Recommendations for iPhone® users:

  • Turn Data Roaming “OFF”. Download and install the latest version of iPhone software from iTunes®. By default, the setting for International Data Roaming will be in the “OFF” position. To turn DataRoaming on or off, select Settings>General>Network>Data Roaming.
  • Utilize Wi-Fi instead of 4G/3G/GPRS/EDGE. Wi-Fi is available in many international airports, hotels, and restaurants to browse the Web or check e-mail. You can even use voice over IP services (such as Skype) to make phone calls.
  • Turn Fetch New Data “OFF”. Check e-mail and sync contacts and calendars manually instead of having the data pushed to your iPhone automatically. By doing this, you can control the flow of data coming to your iPhone. To turn off the Auto-Check functionality select Settings>Fetch New Data, change Push to “OFF” and Select to Fetch Manually.
  • Consider purchasing an international data package. Purchasing an international data package can significantly reduce the cost of using data abroad. Many wireless providers offer discounts on international data packages.
  • Reset the Usage Tracker to zero. When you arrive overseas, access the Usage Tracker in the General Settings menu and select Reset Statistics. This will enable you to track your estimated data usage. To reset Usage Tracker to zero select Settings>General>Usage>Reset.

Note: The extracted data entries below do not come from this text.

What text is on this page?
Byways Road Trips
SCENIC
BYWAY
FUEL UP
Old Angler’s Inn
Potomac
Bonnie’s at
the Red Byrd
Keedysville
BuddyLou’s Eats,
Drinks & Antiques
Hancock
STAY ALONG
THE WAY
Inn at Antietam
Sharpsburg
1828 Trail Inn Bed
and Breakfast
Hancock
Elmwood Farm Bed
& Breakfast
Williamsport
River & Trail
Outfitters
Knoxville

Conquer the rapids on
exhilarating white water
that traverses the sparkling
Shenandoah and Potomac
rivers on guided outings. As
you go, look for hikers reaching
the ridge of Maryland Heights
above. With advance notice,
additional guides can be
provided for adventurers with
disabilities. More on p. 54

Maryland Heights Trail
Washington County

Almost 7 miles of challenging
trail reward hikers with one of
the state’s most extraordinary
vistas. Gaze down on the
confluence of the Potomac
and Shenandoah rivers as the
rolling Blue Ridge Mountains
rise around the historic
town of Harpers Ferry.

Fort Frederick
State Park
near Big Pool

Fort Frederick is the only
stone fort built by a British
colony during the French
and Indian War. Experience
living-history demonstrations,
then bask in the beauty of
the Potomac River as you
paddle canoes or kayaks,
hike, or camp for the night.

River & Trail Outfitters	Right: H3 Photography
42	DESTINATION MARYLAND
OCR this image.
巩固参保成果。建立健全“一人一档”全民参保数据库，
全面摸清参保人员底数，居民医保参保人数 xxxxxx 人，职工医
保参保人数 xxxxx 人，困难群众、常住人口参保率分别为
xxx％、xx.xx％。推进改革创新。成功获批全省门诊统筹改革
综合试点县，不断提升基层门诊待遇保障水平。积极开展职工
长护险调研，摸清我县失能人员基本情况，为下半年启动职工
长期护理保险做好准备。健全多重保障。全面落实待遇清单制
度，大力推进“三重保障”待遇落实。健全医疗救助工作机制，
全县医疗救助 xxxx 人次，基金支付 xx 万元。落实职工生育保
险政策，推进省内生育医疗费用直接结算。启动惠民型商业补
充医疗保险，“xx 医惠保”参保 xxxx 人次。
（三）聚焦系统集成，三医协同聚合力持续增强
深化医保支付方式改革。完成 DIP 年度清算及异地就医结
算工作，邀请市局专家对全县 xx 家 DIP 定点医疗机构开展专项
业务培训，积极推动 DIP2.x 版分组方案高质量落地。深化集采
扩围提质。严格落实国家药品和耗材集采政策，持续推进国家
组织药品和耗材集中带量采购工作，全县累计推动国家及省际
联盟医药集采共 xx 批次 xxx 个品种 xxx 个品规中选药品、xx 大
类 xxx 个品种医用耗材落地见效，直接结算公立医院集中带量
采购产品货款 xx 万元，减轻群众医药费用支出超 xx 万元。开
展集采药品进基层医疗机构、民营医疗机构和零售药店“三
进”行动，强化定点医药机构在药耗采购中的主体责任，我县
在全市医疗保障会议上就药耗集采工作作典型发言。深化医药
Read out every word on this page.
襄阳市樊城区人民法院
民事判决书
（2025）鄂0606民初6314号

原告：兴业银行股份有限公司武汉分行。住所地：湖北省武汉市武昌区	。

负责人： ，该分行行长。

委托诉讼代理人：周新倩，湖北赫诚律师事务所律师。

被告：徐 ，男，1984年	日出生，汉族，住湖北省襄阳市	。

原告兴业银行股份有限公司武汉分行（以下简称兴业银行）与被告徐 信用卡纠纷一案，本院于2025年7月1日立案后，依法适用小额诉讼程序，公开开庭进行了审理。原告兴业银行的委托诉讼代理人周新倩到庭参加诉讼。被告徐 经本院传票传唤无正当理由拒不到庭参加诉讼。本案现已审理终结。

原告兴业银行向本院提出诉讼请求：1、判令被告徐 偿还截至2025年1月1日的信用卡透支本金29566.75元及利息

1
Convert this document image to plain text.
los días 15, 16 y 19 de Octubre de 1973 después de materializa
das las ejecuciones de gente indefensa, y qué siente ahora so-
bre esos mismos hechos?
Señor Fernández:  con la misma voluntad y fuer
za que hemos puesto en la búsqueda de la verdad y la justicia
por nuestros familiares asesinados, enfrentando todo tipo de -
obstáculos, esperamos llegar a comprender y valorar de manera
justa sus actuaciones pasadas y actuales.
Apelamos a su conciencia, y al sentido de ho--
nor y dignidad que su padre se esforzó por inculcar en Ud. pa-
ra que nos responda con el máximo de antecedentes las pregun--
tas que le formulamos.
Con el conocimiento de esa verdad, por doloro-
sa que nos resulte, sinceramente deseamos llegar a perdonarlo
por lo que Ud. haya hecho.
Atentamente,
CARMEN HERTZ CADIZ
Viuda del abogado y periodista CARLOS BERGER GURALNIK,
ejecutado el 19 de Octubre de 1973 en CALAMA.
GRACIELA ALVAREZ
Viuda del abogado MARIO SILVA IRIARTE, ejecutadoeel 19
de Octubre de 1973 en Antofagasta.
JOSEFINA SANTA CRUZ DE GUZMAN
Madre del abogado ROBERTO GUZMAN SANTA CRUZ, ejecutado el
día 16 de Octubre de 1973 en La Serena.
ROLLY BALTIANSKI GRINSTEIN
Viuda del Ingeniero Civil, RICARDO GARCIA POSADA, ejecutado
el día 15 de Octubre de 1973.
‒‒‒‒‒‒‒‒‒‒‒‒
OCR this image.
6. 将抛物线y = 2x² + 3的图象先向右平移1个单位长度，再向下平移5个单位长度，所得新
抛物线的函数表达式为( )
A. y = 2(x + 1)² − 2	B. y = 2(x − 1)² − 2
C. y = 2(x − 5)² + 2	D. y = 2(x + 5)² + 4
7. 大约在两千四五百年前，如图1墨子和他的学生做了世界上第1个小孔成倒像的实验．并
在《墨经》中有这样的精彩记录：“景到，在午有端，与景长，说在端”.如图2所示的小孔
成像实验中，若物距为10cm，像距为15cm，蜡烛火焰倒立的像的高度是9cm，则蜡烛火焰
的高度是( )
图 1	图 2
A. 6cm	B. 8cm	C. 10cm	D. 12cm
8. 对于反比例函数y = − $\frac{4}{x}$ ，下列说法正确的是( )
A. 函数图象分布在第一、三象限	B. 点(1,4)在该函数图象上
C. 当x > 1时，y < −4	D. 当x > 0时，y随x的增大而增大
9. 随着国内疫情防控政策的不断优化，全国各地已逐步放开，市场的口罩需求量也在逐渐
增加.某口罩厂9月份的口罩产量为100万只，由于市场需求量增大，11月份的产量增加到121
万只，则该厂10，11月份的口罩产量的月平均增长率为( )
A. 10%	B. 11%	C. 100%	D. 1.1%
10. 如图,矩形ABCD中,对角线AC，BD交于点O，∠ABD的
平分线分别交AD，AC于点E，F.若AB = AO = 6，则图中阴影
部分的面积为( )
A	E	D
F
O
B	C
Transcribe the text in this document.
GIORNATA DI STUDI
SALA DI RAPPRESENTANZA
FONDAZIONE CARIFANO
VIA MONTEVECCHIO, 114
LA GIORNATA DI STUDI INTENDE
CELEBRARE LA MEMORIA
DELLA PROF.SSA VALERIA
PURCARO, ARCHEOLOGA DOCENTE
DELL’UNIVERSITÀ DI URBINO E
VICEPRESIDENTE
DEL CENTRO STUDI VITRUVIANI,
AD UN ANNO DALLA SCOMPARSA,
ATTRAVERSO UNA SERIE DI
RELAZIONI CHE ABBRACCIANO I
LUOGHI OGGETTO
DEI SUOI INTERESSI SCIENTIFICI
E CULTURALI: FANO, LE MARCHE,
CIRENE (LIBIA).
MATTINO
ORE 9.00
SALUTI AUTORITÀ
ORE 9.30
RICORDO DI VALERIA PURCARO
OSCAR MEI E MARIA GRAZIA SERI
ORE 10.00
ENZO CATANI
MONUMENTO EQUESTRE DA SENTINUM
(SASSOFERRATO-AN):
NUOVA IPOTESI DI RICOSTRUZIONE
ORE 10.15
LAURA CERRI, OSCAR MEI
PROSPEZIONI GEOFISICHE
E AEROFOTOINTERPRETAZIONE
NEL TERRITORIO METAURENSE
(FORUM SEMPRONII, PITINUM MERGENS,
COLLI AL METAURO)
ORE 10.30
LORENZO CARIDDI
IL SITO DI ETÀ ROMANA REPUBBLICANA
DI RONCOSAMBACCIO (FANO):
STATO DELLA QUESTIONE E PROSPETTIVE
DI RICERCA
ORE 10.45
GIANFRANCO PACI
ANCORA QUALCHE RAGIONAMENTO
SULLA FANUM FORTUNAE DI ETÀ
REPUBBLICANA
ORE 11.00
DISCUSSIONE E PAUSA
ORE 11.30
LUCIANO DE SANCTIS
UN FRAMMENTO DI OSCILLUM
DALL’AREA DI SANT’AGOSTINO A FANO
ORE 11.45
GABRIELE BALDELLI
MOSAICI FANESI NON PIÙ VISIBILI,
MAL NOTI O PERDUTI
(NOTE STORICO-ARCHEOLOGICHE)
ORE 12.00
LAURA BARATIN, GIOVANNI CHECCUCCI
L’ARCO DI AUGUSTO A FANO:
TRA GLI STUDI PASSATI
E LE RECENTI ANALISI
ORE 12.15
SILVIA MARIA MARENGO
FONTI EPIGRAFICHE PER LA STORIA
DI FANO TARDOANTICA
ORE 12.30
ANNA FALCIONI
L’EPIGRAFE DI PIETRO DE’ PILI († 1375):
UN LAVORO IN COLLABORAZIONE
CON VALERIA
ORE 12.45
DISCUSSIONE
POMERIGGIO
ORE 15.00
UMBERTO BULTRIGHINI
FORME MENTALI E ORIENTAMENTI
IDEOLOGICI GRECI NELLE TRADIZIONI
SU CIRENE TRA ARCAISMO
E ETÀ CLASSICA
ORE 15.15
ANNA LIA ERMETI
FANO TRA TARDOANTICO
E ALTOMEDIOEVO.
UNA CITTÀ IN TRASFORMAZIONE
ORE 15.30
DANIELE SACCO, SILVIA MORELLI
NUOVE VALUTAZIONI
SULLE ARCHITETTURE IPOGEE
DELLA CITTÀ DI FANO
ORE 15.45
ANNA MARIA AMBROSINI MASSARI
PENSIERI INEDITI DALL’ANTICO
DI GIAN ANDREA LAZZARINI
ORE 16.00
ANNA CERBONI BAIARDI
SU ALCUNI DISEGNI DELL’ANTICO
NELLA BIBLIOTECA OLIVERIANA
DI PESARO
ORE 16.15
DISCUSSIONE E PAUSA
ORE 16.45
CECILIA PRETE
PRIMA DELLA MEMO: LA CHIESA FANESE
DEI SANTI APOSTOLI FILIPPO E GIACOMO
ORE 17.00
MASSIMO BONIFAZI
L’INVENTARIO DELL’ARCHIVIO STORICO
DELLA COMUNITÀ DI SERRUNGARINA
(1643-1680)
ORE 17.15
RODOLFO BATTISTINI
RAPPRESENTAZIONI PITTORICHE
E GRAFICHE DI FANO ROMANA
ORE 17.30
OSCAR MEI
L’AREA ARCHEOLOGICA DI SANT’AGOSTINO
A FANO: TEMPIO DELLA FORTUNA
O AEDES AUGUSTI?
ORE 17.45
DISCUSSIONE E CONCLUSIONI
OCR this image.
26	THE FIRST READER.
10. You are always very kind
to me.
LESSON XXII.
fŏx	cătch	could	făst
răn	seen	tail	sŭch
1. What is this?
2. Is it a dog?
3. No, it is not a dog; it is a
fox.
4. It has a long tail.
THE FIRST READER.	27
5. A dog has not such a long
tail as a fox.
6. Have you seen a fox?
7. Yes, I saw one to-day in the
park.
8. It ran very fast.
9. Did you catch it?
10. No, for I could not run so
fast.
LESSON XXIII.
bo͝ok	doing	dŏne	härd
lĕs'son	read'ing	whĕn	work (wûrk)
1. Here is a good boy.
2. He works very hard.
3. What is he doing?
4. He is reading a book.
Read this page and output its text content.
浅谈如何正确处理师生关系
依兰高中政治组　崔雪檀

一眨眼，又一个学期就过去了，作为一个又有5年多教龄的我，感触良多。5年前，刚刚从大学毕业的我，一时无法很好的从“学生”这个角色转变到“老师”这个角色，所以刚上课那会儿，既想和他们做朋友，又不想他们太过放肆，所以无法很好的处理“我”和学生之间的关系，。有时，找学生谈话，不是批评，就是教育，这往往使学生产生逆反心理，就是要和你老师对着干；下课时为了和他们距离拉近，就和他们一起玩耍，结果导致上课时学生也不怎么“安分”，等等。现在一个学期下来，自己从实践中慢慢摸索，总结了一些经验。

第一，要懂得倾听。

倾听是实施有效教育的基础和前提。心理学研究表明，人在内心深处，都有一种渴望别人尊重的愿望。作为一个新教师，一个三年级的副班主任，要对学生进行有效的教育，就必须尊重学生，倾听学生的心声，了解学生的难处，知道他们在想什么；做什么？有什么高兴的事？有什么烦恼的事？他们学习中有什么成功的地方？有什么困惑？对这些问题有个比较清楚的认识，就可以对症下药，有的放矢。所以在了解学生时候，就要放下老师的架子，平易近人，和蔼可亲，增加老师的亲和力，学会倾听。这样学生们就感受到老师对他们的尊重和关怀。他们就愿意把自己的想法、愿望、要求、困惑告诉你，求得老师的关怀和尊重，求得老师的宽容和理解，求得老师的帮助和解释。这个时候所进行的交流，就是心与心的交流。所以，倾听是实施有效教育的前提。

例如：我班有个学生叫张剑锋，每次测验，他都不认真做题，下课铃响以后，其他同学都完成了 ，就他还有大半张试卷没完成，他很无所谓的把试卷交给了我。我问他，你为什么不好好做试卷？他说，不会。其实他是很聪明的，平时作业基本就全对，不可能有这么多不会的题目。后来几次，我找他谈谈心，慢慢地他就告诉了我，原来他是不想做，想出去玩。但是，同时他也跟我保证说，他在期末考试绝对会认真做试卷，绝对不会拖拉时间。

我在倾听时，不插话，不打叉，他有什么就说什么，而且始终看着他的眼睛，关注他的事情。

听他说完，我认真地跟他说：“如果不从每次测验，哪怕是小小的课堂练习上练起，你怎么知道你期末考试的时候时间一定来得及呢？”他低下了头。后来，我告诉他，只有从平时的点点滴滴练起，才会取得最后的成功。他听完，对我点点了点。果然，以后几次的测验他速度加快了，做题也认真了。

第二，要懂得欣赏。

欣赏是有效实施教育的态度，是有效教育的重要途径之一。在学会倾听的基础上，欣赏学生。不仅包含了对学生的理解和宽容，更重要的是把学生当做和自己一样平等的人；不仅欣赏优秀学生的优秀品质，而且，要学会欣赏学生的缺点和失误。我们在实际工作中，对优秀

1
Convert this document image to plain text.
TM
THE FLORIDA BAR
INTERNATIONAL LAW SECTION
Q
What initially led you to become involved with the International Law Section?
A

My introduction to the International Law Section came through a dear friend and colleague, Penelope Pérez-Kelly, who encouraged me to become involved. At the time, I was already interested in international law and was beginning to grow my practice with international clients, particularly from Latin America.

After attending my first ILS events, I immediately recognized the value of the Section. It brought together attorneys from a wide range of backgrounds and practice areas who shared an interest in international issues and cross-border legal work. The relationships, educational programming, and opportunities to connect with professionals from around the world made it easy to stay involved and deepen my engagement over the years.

What about BlackBerries or other phones running Windows Mobile?

  • Windows Mobile users should be careful when downloading e-mail or receiving pushed e-mail. These phones allow users to turn off the push e-mail function, which is recommended.
  • Android users can expect an experience similar to that of Windows users, since the Web Launcher accesses via the device’s default browser. No Smartphone alerts can be pushed to an Android phone.
  • BlackBerry users don’t have to worry as much, because Research In Motion, the maker of the BlackBerry, has developed a very efficient way of delivering e-mail to end users that doesn’t use a lot of bandwidth.
  • Streaming video on these devices could incur some large data charges, so be careful.

What to know before you go

  • Determine if your wireless device will operate in the country you are visiting.
  • Tip: To ensure the broadest coverage, a quad-band (850/900/1800/1900) device is recommended. To roam in Japan or South Korea, a 3G device that operates at 2100 MHz is required.
  • Call your provider’s customer service number or visit a retail store to verify international roaming service is activated (or you may request it be blocked) for your phone.
    Tip: Tell them where you are traveling and ask about plans they may offer to reduce call or text rates. A data package is highly recommended, especially for iPhone or other SmartPhone customers.
  • Verify rates for the countries you will visit.
    Tip: Ask about the long distance rates, roaming charges, and data rates for downloading data and for sending and receiving text messages.
  • Learn how to call home when traveling abroad.
    Tip: For example, most 1-800 numbers do not work from outside the U.S., so know the local number and area code that you need to dial.